Viajes al fondo del precipicio, de Manolo D. Abad



Ese verano volví a frecuentar la piscina de aquel club por las mañanas. Esteban Ramos, mi jefe, me había vuelto a contratar para los meses de julio, agosto y septiembre para la supervisión de las actividades de su local favorito por excelencia.
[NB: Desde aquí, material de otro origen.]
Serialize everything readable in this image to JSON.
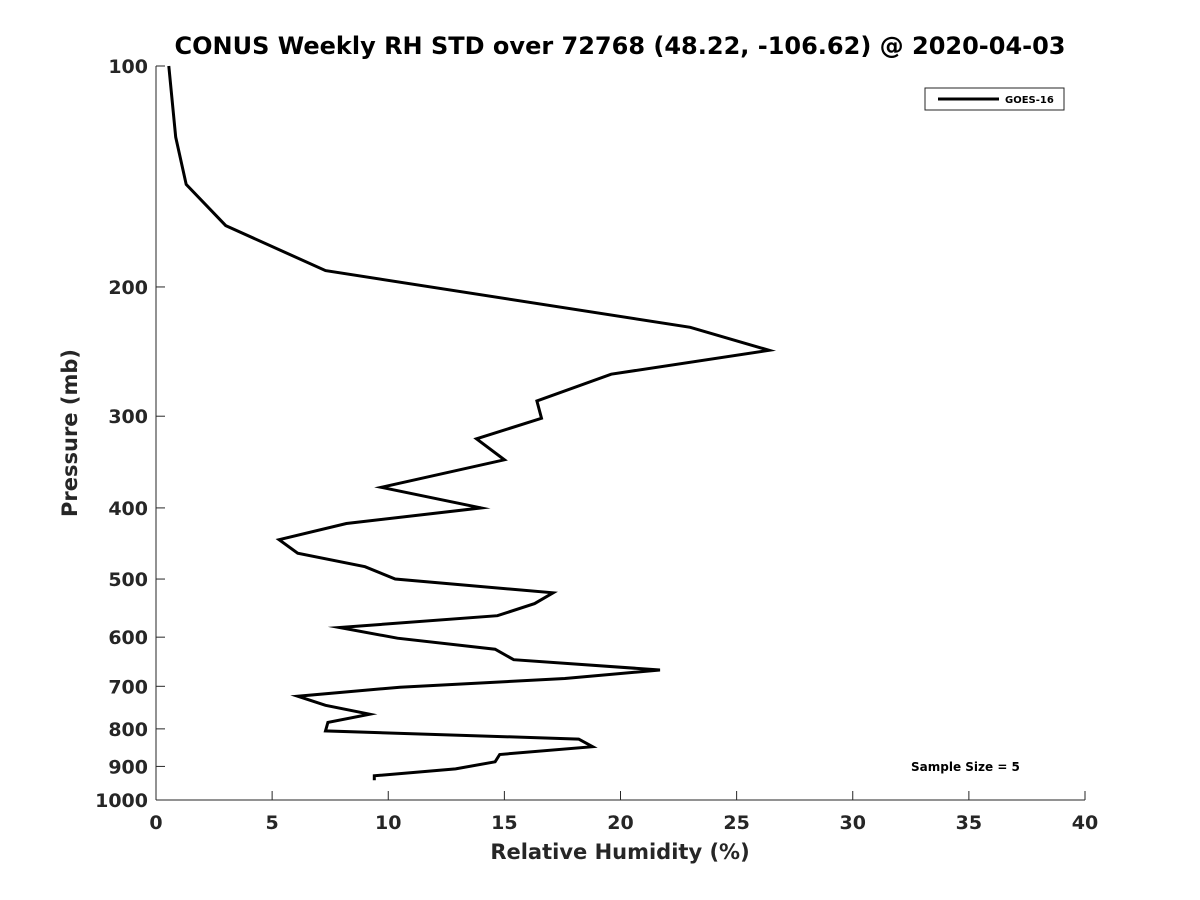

Había que controlar a muchos socios gorrones, que empleaban la táctica de antaño de no pagar hasta el final de su estancia y deslizarse hacia la salida cuando los camareros no se daban cuenta; las entradas de no socios, con sus inverosímiles versiones para colarse; mil y un asuntos para los que había conseguido una gran capacitación tras muchos años de trabajo duro. Estaba en tan ingrata labor la práctica totalidad del día, bien secundado por mi ayudante Bermúdez que tenía un horario más ligero, menos responsabilidad y, por supuesto, unos ingresos inferiores a los míos. Esos tres meses de locura tenían su premio a primera hora de la mañana, entre las nueve y las once, en que la espectacular piscina del complejo deportivo se presentaba para mí solo. Hacia las once comenzaban a llegar los primeros bañistas y ese era el momento en que debía desplazarme hacia una de las mesas de la terraza del bar para no perder de vista ni a camareros ni a clientes hasta bien entrada la tarde. Mi mesa, eso sí, siempre permanecía reservada, estuviera presente o no.